Risulta allora necessario incentivare se non addirittura rendere obbligatori gli accordi di confine, come peraltro indicato nell’ultimo Patto per la Salute (2014-2016) al fine di rispettare la libertà del cittadino, e al tempo stesso governare la mobilità ed in particolare il ricorso a prestazioni di media-bassa complessità.. In assenza di tali vincoli quali-quantitativi si generano effetti negativi quali, fra gli altri, l’aumento dell’inappropriatezza, specie quando le prestazioni non sono di alta complessità; la difficoltà per le Regioni con forte mobilità passiva di programmare l’impatto economico della mobilità che determina sistematicamente un aumento dei costi; le regole non condivise tra Regioni confinanti possono portare a cercare fuori Regione prestazioni che nella propria regione vengono offerte con un maggiore livello di compartecipazione e/o con diversi tempi di attesa.

Il ruolo delle ASL, che sono produttori di prestazioni, è sicuramente rilevante per il controllo della mobilità, perché agisce sia sul versante della produzione (mobilità attiva) sia su quello del consumo (mobilità passiva) e, pertanto, il suo governo è più importante e necessario perché determina direttamente le modalità di uso delle risorse.
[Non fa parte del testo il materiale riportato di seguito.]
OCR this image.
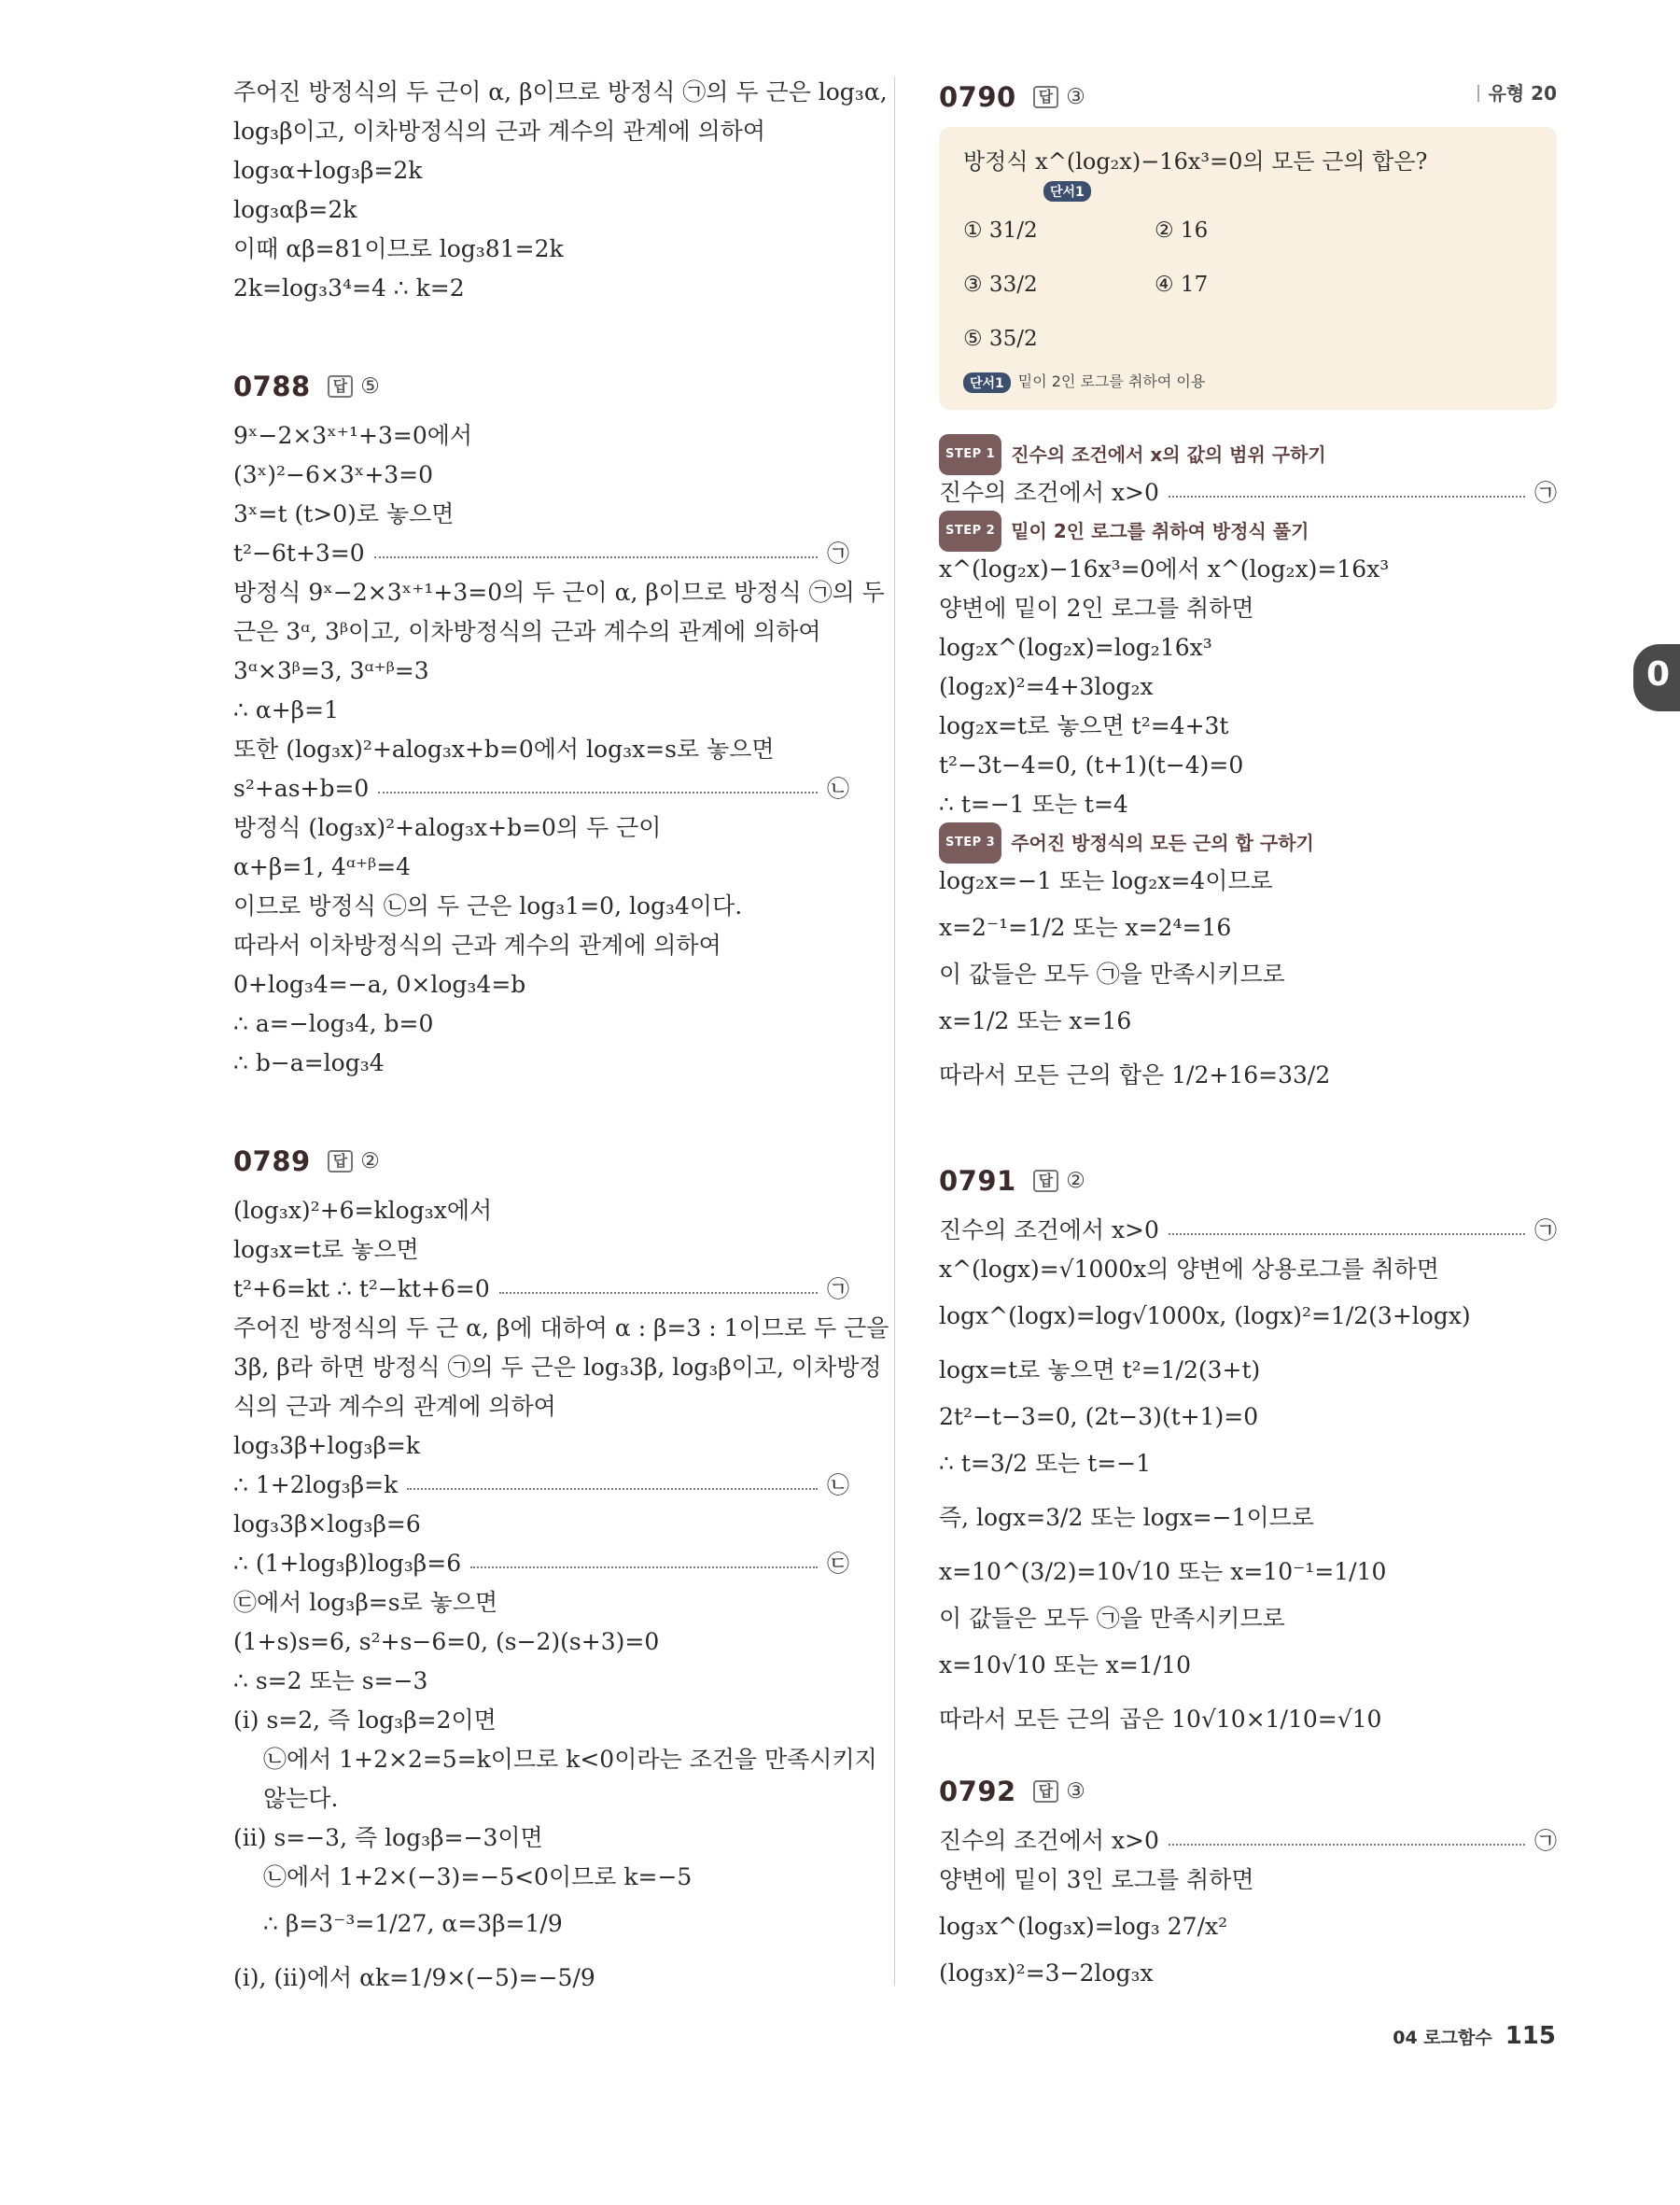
주어진 방정식의 두 근이 α, β이므로 방정식 ㉠의 두 근은 log₃α,
log₃β이고, 이차방정식의 근과 계수의 관계에 의하여
log₃α+log₃β=2k
log₃αβ=2k
이때 αβ=81이므로 log₃81=2k
2k=log₃3⁴=4 ∴ k=2
0788	답 ⑤
9ˣ−2×3ˣ⁺¹+3=0에서
(3ˣ)²−6×3ˣ+3=0
3ˣ=t (t>0)로 놓으면
t²−6t+3=0	㉠
방정식 9ˣ−2×3ˣ⁺¹+3=0의 두 근이 α, β이므로 방정식 ㉠의 두
근은 3ᵅ, 3ᵝ이고, 이차방정식의 근과 계수의 관계에 의하여
3ᵅ×3ᵝ=3, 3ᵅ⁺ᵝ=3
∴ α+β=1
또한 (log₃x)²+alog₃x+b=0에서 log₃x=s로 놓으면
s²+as+b=0	㉡
방정식 (log₃x)²+alog₃x+b=0의 두 근이
α+β=1, 4ᵅ⁺ᵝ=4
이므로 방정식 ㉡의 두 근은 log₃1=0, log₃4이다.
따라서 이차방정식의 근과 계수의 관계에 의하여
0+log₃4=−a, 0×log₃4=b
∴ a=−log₃4, b=0
∴ b−a=log₃4
0789	답 ②
(log₃x)²+6=klog₃x에서
log₃x=t로 놓으면
t²+6=kt ∴ t²−kt+6=0	㉠
주어진 방정식의 두 근 α, β에 대하여 α : β=3 : 1이므로 두 근을
3β, β라 하면 방정식 ㉠의 두 근은 log₃3β, log₃β이고, 이차방정
식의 근과 계수의 관계에 의하여
log₃3β+log₃β=k
∴ 1+2log₃β=k	㉡
log₃3β×log₃β=6
∴ (1+log₃β)log₃β=6	㉢
㉢에서 log₃β=s로 놓으면
(1+s)s=6, s²+s−6=0, (s−2)(s+3)=0
∴ s=2 또는 s=−3
(ⅰ) s=2, 즉 log₃β=2이면
㉡에서 1+2×2=5=k이므로 k<0이라는 조건을 만족시키지
않는다.
(ⅱ) s=−3, 즉 log₃β=−3이면
㉡에서 1+2×(−3)=−5<0이므로 k=−5
∴ β=3⁻³=1/27, α=3β=1/9
(ⅰ), (ⅱ)에서 αk=1/9×(−5)=−5/9
0790	답 ③	유형 20
방정식 x^(log₂x)−16x³=0의 모든 근의 합은?
단서1
① 31/2	② 16
③ 33/2	④ 17
⑤ 35/2
단서1 밑이 2인 로그를 취하여 이용
STEP 1 진수의 조건에서 x의 값의 범위 구하기
진수의 조건에서 x>0	㉠
STEP 2 밑이 2인 로그를 취하여 방정식 풀기
x^(log₂x)−16x³=0에서 x^(log₂x)=16x³
양변에 밑이 2인 로그를 취하면
log₂x^(log₂x)=log₂16x³
(log₂x)²=4+3log₂x
log₂x=t로 놓으면 t²=4+3t
t²−3t−4=0, (t+1)(t−4)=0
∴ t=−1 또는 t=4
STEP 3 주어진 방정식의 모든 근의 합 구하기
log₂x=−1 또는 log₂x=4이므로
x=2⁻¹=1/2 또는 x=2⁴=16
이 값들은 모두 ㉠을 만족시키므로
x=1/2 또는 x=16
따라서 모든 근의 합은 1/2+16=33/2
0791	답 ②
진수의 조건에서 x>0	㉠
x^(logx)=√1000x의 양변에 상용로그를 취하면
logx^(logx)=log√1000x, (logx)²=1/2(3+logx)
logx=t로 놓으면 t²=1/2(3+t)
2t²−t−3=0, (2t−3)(t+1)=0
∴ t=3/2 또는 t=−1
즉, logx=3/2 또는 logx=−1이므로
x=10^(3/2)=10√10 또는 x=10⁻¹=1/10
이 값들은 모두 ㉠을 만족시키므로
x=10√10 또는 x=1/10
따라서 모든 근의 곱은 10√10×1/10=√10
0792	답 ③
진수의 조건에서 x>0	㉠
양변에 밑이 3인 로그를 취하면
log₃x^(log₃x)=log₃ 27/x²
(log₃x)²=3−2log₃x
0
04 로그함수 115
Il governo di flussi di mobilità in entrata e in uscita dei pazienti si espleta sviluppando logiche e strumenti di marketing che essendo particolarmente sofisticati per il mondo sanitario, non sempre sono presenti, in quanto dovrebbero processare tutti i molteplici fattori che portano il paziente a privilegiare una struttura o un professionista sanitario.

Calandoci nella realtà degli strumenti aziendali di governo della mobilità, a titolo esemplificativo si può ricordare che un’Ausl che si focalizza sul gatekeeping responsabilizzerà a fondo i Medici di Medicina Generale (MMG sul luogo e l’ambito di cura dei propri assistiti).

Fra gli strumenti di governo, infine, non può non menzionarsi la formazione; la sanità è un settore ad alta intensità di personale e di conoscenze, che richiedono importanti investimenti in formazione, universitaria e continua, e l’agire di adeguate forme di socializzazione delle conoscenze, ad esempio tramite collaborazioni scientifiche e ambienti in grado di promuovere l’assorbimento di conoscenze. Mettere in campo azioni di governo della mobilità sanitaria sta diventando sempre più una priorità soprattutto in tempi di difficoltà economiche come quelli che oggi stiamo attraversando. L’attuale crisi finanziaria rischia di diventare un problema cronico e i provvedimenti, messi in atto dal governo italiano, finalizzati a ridurre da una parte i costi e dall’altra i volumi delle prestazioni sanitarie, finiranno presto per mettere a rischio i valori di universalismo, equità e solidarietà su cui si fonda il nostro SSN. L’altro rischio sarà quello di causare un’inaccettabile disparità di trattamento dei pazienti italiani rispetto a quello dei paesi europei più virtuosi, di cui l’Italia ha sempre fatto parte e deve necessariamente continuare a farlo.